Aradığınız Kahramana Şu An Ulaşılamıyor
İnsanoğlunun en hazin bekleyişlerinden biridir, kahramanına kavuşmak. Hep ister ki, o biri gelsin, kaos ormanından çeksin çıkarsın, bataklıktayken dal uzatsın ya da uçurumun kenarından tutup çeksin.
Kurban psikolojisi dedikleri şeyin içine düştüğünüzde, gözünüz ne pamuk gibi bulutları ne de koca bir dilim pastayı görür.
Hiç sormak aklınıza gelmez mi, beni onaylayanlar ne ayak? Bunu neden yapıyorlar?
Sanırım bunu sormadığımız için ve onlar da çok fazla soru sormayı bilmediği için, kurban rolü üzerinden bir senaryo yazılır ve oynanır. Neydi zaten? Bu dünya hayatı hakikatte sadece bir oyun ve eğlenceden ibaretti.

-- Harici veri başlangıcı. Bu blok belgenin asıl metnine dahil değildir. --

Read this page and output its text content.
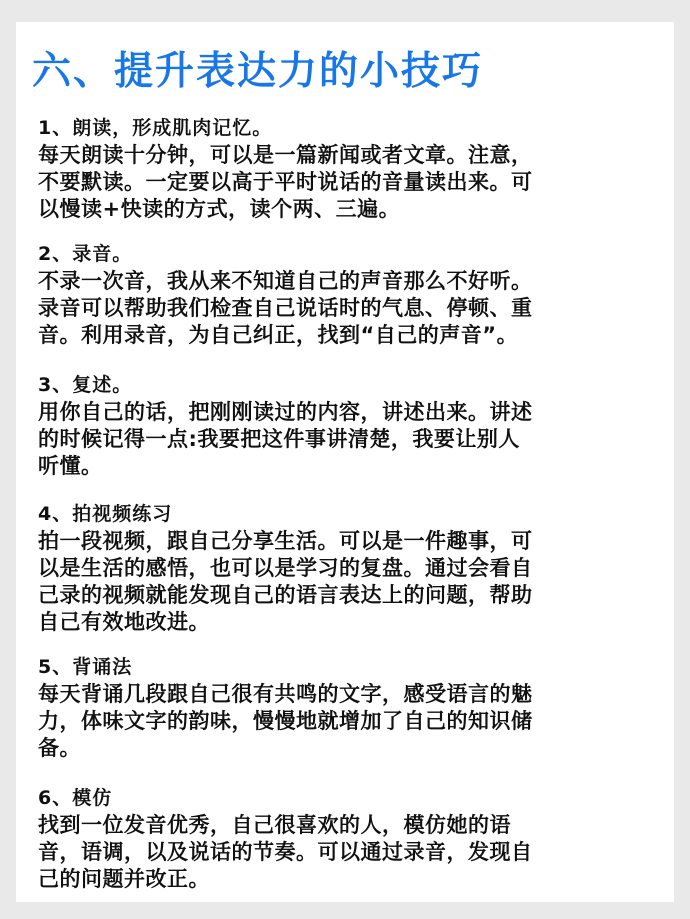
六、提升表达力的小技巧
1、朗读，形成肌肉记忆。
每天朗读十分钟，可以是一篇新闻或者文章。注意，
不要默读。一定要以高于平时说话的音量读出来。可
以慢读+快读的方式，读个两、三遍。
2、录音。
不录一次音，我从来不知道自己的声音那么不好听。
录音可以帮助我们检查自己说话时的气息、停顿、重
音。利用录音，为自己纠正，找到“自己的声音”。
3、复述。
用你自己的话，把刚刚读过的内容，讲述出来。讲述
的时候记得一点:我要把这件事讲清楚，我要让别人
听懂。
4、拍视频练习
拍一段视频，跟自己分享生活。可以是一件趣事，可
以是生活的感悟，也可以是学习的复盘。通过会看自
己录的视频就能发现自己的语言表达上的问题，帮助
自己有效地改进。
5、背诵法
每天背诵几段跟自己很有共鸣的文字，感受语言的魅
力，体味文字的韵味，慢慢地就增加了自己的知识储
备。
6、模仿
找到一位发音优秀，自己很喜欢的人，模仿她的语
音，语调，以及说话的节奏。可以通过录音，发现自
己的问题并改正。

Yaşarken yaşadığımız hayatı içinden gözlemlemek zordur, dışarıdan bakmak zaten olay. Uzun uzun serzenişlerde bulunuyor, onaylandığımız zihinlerin etrafında çadır kuruyoruz. Onlar da bizdense hep birlikte yaratıyoruz kahramanımızı. Bazen mavi gözlü oluyor o kahraman, bazen gökten iniyor, bazen surlardan içeri at sırtında giriyor hayallerimize. Biri de çıkıp “büyüyün artık” demiyor.
Büyümeyi reddettiğimiz her an, her yaşanılan olay, küçük problemler oldukları halde, başımıza bir balyoz gibi iniyor. Büyütüyor, büyümüyoruz. Sorumluluk alamadığımız her hikayenin doğrulup sokağa atılmış çocukları oluyoruz.
Sizce de büyümenin ve sorumluluk almanın vakti gelmedi mi?